My experience with Eclipse has been mixed. Refactoring is much more powerful than in JBuilder 2005, but search and replace across a project is pretty crap in Eclipse. Maybe there is a plugin somewhere that fixes this. I'm also finding the debugger difficult to use. Maybe it just takes time and I've gotten used to the JBuilder debugger. One thing that annoys me is that the cursor in Eclipse seems to jump about a bit opening windows unexpectedly. I think there are some bugs here. I will say using generics in Eclipse is a completely different experience than trying to use it in JBuilder which is badly broken in that area.
I've also been using the released version of OOA Tool Build 014 to create the Chess Tool models. I have discovered a number of bugs during this process that required me to hack the XML to fix a corrupted "ChessTool.ooa" file. If anyone has a similar experience then they should email me their model I will fix them for you. I don't want to return to OOA Tool development at this time but I will document the bugs I have found (and associated workarounds) in the future.

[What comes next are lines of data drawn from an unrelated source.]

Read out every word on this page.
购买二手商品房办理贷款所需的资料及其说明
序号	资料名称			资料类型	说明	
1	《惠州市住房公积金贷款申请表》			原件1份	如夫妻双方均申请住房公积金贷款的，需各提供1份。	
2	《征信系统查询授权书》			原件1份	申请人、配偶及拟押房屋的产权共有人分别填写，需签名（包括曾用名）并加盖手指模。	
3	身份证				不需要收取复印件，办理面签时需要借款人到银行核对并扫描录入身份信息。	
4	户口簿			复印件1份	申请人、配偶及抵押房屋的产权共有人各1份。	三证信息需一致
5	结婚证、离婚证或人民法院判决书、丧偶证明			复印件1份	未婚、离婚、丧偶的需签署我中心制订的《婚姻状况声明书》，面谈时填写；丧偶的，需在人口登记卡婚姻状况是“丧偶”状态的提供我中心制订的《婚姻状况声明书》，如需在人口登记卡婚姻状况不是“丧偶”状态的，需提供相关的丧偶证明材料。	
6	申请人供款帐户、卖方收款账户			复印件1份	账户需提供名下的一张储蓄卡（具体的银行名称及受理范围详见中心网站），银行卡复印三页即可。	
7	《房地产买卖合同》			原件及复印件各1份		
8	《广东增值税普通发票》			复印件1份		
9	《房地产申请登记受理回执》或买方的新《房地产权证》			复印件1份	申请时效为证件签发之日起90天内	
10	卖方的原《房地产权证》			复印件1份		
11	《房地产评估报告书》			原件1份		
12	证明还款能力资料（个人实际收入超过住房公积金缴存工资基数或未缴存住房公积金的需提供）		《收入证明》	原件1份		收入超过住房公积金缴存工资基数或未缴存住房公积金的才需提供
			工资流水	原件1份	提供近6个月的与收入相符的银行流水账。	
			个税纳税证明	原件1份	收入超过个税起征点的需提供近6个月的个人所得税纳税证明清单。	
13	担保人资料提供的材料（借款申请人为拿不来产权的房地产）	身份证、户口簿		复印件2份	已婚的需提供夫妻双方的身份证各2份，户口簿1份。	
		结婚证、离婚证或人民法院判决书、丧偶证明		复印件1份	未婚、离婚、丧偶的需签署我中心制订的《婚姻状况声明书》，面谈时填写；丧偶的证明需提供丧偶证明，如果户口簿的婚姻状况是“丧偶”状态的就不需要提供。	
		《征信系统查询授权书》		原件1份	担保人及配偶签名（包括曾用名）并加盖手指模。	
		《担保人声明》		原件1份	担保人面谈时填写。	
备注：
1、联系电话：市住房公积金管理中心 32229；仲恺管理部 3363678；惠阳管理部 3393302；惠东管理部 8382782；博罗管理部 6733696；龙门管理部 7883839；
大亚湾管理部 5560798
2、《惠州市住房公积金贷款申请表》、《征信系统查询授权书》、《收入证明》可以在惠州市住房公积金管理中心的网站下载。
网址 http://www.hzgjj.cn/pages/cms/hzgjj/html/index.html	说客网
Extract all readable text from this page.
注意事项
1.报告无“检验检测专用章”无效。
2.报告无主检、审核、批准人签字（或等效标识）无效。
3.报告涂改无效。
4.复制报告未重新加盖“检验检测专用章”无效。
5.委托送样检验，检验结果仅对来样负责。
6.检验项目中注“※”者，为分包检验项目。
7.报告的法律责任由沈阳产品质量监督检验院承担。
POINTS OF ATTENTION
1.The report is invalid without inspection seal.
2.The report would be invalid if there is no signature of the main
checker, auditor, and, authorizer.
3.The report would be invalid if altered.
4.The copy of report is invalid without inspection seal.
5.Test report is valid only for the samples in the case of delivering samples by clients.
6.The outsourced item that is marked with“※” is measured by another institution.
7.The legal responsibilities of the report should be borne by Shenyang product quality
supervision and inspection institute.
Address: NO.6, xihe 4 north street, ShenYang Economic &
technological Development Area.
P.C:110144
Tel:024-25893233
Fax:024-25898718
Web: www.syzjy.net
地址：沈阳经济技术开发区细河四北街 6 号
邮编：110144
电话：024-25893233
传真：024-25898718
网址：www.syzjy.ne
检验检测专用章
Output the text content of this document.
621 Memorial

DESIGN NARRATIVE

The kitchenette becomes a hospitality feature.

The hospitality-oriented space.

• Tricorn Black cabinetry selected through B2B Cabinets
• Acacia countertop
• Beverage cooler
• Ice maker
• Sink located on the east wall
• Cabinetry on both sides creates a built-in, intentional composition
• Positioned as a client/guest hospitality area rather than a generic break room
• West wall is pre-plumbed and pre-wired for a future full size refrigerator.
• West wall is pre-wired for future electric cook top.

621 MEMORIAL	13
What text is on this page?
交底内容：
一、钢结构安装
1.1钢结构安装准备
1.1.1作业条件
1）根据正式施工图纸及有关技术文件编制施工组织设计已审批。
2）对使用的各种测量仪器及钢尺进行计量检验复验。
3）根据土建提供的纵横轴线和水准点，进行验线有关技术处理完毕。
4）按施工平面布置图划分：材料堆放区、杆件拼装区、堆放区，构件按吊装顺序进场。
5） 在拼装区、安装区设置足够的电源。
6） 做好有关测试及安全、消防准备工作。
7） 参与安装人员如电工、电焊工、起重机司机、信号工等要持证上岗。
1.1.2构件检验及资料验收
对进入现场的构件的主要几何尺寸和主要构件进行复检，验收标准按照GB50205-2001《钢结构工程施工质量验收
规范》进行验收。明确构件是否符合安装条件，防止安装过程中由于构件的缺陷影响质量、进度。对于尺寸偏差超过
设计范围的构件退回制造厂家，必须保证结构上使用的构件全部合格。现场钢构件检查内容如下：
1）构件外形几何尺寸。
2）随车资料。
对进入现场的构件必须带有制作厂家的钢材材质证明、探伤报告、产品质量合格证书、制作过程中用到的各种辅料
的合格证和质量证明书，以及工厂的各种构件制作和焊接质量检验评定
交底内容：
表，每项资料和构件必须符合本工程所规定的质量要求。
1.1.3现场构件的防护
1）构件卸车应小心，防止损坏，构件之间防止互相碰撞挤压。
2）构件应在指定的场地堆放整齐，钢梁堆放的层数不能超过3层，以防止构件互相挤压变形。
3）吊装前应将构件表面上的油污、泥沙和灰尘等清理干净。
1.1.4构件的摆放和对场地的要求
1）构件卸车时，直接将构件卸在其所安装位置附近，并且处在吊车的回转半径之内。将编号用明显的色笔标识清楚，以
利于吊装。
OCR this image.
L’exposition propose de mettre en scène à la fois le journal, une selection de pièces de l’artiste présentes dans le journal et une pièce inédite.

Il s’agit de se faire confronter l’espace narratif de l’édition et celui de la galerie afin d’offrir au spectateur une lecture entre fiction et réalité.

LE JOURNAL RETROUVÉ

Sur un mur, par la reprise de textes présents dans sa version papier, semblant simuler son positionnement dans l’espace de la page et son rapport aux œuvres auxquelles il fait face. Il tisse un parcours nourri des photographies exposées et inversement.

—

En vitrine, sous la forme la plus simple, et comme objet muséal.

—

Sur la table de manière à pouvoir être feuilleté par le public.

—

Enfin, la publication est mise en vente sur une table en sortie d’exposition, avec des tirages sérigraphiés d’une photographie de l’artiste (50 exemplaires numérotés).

I've also been following the debate on referential attributes in the Executable UML forum but my yahoo account doesn't seem to be working properly - it doesn't recognise my email when I try to login, yet it's still forwarding me email updates - weird! Referential attributes are crucial to the Shlaer-Mellor and Executable UML experience in my opinion. However, I have found situations were cardinality limits beyond zero-one-infinity can be beneficial in a model without creating models susceptible to change, e.g. a binary relationship in the Shlaer-Mellor metamodel has exactly two participants by definition. I may allow such explicit cardinality constraints to be shown on Shlaer-Mellor OIMs in the future.